Question 71812This question is from textbook Algebra
: a poster is 25 cm taller than it is wide. it is mounted on a piece of cardboard so that there is a 5 cm border on all sides. if the area of the border alone is 1350 cm^2, what are the dimensions of the poster?
This question is from textbook Algebra
Answer by ankor@dixie-net.com(22740)   (Show Source):
You can put this solution on YOUR website! a poster is 25 cm taller than it is wide. it is mounted on a piece of cardboard
so that there is a 5 cm border on all sides. if the area of the border alone
is 1350 cm^2, what are the dimensions of the poster?
:
Let x = width of the poster
Then (x+25) = length of the poster
:
Area of the poster = x(x+25 = (x^2 + 25x)
:
:
(x + 2(5)) = width of the cardboard the poster is mounted on
(x+10) = width simplified
:
(x + 25 + 2(5)) = length of cardboard
(x + 35) = length simplified
:
Area of card board = (x+10)*(x+35) = (x^2 + 45x + 350)
:
The equation:
cardboard area - poster area = border area ( given as 1350 sq/cm)
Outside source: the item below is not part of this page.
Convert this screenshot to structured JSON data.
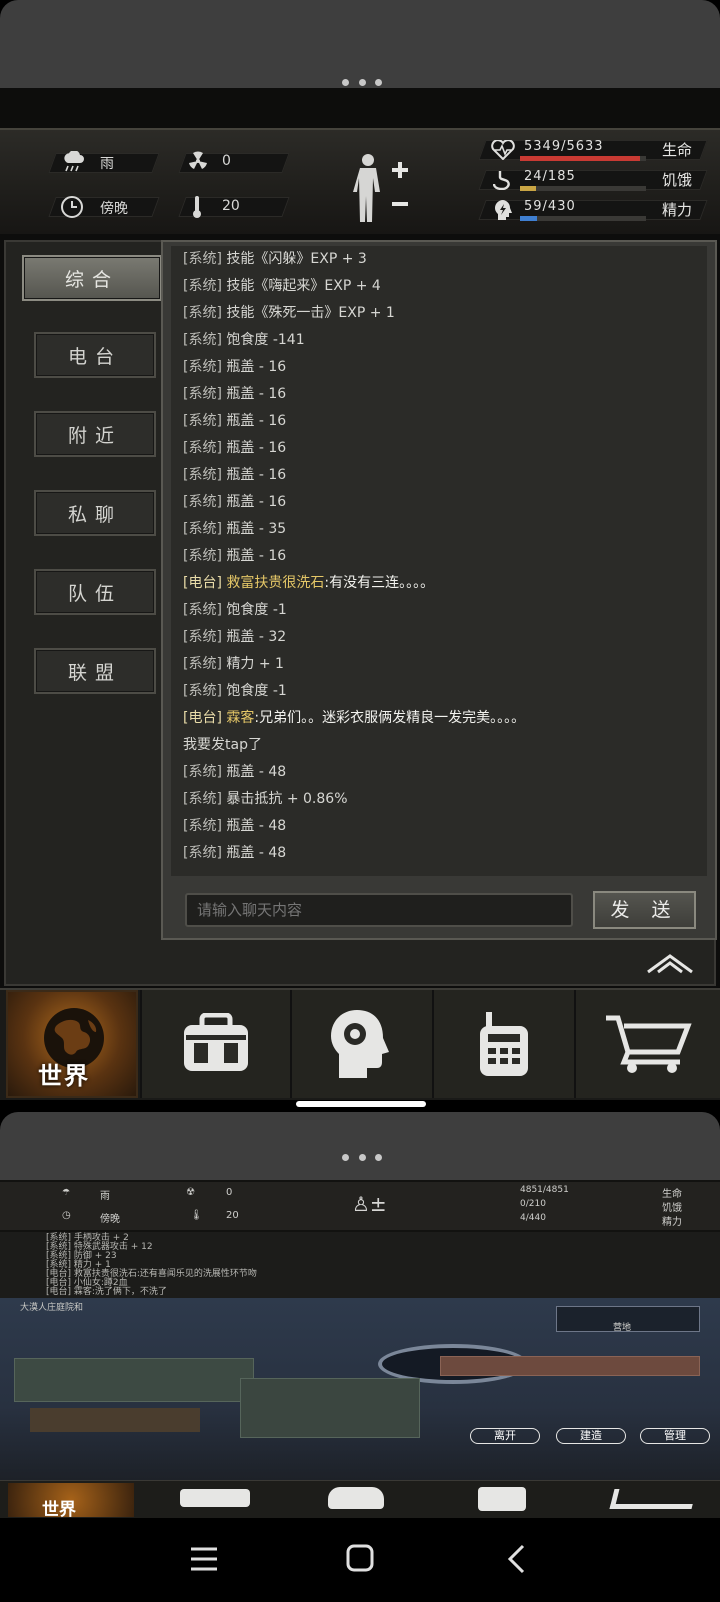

(x^2 + 45x + 350) - (x^2 + 25x) = 1350
:
x^2 + 45x + 350 - x^2 - 25x = 1350
:
x^2 - x^2 + 45x - 25x + 350 = 1350
:
20x + 350 = 1350
20x = 1350 - 350
20x = 1000
x = 1000/20
x = 50 cm is the width of the poster
:
50 + 25 = 75 cm is the length of the poster
:
:
Check:
(85*60) - (75*50)
5100 - 3750 = 1350 sq/cm the given area of the border
:
Could you follow this OK, any questions?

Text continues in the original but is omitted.